McGibbon Robert T, Pande Vijay S
Department of Chemistry, Stanford University, Stanford, California 94305, USA.
J Chem Phys. 2015 Mar 28;142(12):124105. doi: 10.1063/1.4916292.
Markov state models are a widely used method for approximating the eigenspectrum of the molecular dynamics propagator, yielding insight into the long-timescale statistical kinetics and slow dynamical modes of biomolecular systems. However, the lack of a unified theoretical framework for choosing between alternative models has hampered progress, especially for non-experts applying these methods to novel biological systems. Here, we consider cross-validation with a new objective function for estimators of these slow dynamical modes, a generalized matrix Rayleigh quotient (GMRQ), which measures the ability of a rank-m projection operator to capture the slow subspace of the system. It is shown that a variational theorem bounds the GMRQ from above by the sum of the first m eigenvalues of the system's propagator, but that this bound can be violated when the requisite matrix elements are estimated subject to statistical uncertainty. This overfitting can be detected and avoided through cross-validation. These result make it possible to construct Markov state models for protein dynamics in a way that appropriately captures the tradeoff between systematic and statistical errors.
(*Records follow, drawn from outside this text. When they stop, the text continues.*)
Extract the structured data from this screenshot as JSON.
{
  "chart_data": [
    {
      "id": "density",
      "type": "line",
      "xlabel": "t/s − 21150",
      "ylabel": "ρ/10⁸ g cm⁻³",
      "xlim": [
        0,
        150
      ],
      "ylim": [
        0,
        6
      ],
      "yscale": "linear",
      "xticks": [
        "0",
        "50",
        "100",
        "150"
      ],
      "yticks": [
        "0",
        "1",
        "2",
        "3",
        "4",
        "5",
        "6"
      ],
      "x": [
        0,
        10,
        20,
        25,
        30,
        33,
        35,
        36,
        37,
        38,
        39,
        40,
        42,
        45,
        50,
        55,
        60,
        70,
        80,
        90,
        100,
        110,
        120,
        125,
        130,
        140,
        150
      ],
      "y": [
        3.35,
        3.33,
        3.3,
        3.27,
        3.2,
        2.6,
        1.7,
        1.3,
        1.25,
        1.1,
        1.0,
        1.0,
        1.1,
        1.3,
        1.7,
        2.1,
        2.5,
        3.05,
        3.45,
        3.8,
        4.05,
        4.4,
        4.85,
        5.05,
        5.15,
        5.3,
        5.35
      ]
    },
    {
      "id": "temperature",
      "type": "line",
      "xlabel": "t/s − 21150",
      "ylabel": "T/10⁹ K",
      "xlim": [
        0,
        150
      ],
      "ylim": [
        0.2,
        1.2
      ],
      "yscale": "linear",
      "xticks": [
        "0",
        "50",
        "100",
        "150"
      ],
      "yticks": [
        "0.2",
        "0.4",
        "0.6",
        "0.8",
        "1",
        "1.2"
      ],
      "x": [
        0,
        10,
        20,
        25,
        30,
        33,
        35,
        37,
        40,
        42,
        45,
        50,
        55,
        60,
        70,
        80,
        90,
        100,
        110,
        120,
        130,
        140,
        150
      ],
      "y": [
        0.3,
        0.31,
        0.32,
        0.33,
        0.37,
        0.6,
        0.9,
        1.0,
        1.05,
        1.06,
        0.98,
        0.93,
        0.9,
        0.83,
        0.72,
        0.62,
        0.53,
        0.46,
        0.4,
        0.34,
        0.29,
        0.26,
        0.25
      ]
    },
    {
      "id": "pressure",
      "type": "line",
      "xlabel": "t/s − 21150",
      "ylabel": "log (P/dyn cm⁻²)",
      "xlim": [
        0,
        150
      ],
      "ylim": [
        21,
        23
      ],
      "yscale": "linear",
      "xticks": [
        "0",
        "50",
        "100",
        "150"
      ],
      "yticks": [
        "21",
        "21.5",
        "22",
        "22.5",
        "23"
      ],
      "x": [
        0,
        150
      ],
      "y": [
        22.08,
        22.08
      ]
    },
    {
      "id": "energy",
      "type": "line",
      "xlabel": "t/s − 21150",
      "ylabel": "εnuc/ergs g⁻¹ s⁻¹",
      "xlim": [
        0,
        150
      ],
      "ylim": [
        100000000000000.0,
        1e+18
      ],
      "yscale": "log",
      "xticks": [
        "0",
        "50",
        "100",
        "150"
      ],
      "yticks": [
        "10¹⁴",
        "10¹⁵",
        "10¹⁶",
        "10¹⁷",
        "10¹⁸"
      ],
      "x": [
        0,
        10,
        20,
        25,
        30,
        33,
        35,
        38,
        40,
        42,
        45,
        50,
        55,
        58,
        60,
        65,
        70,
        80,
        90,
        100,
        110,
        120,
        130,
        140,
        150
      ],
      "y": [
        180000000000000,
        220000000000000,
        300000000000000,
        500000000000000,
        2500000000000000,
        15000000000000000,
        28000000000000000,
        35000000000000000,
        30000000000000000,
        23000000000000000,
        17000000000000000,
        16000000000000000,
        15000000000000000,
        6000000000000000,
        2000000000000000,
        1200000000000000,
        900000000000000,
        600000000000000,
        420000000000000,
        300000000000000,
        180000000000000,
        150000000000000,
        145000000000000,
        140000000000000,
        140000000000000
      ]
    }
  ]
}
马尔可夫状态模型是一种广泛使用的方法,用于近似分子动力学传播子的本征谱,从而深入了解生物分子系统的长时间尺度统计动力学和慢动力学模式。然而,缺乏一个统一的理论框架来在替代模型之间进行选择阻碍了进展,特别是对于将这些方法应用于新型生物系统的非专家而言。在这里,我们考虑使用一种新的目标函数进行交叉验证,该目标函数用于这些慢动力学模式的估计器,即广义矩阵瑞利商(GMRQ),它衡量秩为m的投影算子捕获系统慢子空间的能力。结果表明,一个变分定理将GMRQ从上方界定为系统传播子的前m个本征值之和,但当所需的矩阵元素在统计不确定性下进行估计时,这个界限可能会被违反。这种过拟合可以通过交叉验证来检测和避免。这些结果使得能够以适当捕捉系统误差和统计误差之间权衡的方式构建蛋白质动力学的马尔可夫状态模型。